Hieronymi Fracastorii Veronensis, DE CONTAGIONE ET CONTAGIOSIS
MORBIS ET CURATIONE, LIBRI III
Под редакцией академика К. М. Быкова
Серия "Классики науки"
Издательство Академии наук СССР, 1954г, 324с.
Содержание
Посвящение
Джироламо Фракасторо, О контагии, контагиозных болезнях и лечении. Перевод В. О. Горенштейна и А. А. Садова
Книга I. О контагии
Книга II. О контагиозных болезнях
Книга III. О лечении контагиозных болезней
Приложения
Примечания
Указатель собственных имён
Посвящение
СЛАВНЕЙШЕМУ КАРДИНАЛУ АЛЕКСАНДРУ ФАРНЕЗЕ. Итак, высокочтимый государь, благодаря тому досугу, каким я располагал, у меня появилась возможность написать о контагии, обо всех контагиозных болезнях и о лечении их — предмете обширном и вызывающем немалое удивление. Я присоединил к этому и рассуждение — по моему мнению, не менее желательное — о согласии и несогласии вещей, что называют симпатией и антипатией; без последнего, как мне
казалось, не было возможности ни с ясностью исследовать, ни показать природу контагиев. Эти два труда я предпринял с тем большей охотой, что первый я считал значительно способствующим здоровью людей, а второй — достойным знания.
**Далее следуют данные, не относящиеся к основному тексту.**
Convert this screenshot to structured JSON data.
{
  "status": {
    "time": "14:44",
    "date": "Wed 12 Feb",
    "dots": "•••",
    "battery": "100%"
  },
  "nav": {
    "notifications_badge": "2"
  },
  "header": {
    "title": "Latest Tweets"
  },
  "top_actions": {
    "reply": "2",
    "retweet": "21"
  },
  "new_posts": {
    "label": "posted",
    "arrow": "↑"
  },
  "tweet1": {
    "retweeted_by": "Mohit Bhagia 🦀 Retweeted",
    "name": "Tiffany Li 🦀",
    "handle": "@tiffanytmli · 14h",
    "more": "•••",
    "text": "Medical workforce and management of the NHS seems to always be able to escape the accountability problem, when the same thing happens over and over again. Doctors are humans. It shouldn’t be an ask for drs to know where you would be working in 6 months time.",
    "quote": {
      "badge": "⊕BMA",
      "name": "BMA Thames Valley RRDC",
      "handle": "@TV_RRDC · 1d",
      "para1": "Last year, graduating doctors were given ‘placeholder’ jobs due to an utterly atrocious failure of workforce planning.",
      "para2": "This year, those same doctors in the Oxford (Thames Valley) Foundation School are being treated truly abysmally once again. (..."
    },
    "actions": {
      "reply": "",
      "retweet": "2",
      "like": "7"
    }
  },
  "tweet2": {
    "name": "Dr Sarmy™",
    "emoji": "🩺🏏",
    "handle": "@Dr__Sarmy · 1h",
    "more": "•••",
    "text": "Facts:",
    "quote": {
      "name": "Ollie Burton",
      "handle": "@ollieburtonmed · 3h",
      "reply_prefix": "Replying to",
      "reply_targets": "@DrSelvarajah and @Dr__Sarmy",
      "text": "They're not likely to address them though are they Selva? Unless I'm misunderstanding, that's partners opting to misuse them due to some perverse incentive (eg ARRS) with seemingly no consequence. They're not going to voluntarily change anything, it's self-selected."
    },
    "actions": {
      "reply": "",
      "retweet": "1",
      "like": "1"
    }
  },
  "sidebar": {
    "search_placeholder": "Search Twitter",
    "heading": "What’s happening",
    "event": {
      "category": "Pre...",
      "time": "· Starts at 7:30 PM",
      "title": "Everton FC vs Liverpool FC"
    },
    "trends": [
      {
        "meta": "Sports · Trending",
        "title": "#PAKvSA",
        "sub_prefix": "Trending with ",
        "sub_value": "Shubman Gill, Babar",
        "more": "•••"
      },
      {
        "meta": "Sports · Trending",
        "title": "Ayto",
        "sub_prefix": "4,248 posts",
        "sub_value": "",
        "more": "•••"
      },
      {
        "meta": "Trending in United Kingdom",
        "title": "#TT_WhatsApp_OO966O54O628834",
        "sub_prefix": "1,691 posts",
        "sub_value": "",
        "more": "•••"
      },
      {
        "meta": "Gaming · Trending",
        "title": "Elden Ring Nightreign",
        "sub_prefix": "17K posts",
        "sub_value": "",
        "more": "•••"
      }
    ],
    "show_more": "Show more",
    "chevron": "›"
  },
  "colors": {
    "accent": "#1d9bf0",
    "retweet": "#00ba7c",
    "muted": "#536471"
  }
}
О том и о другом в сохранившихся сочинениях наших предковмы можем найти очень немного.
Гален, правда, сообщает, что он писал о симпатии и антипатии; но написанное им об этом или погибло, или, насколько мне известно, еще до сего времени не увидело света. Гипократ, кажется, касался вопроса о контагии в связи с повальными болезнями; но он больше наблюдал эти болезни, чем рассуждал об их природе.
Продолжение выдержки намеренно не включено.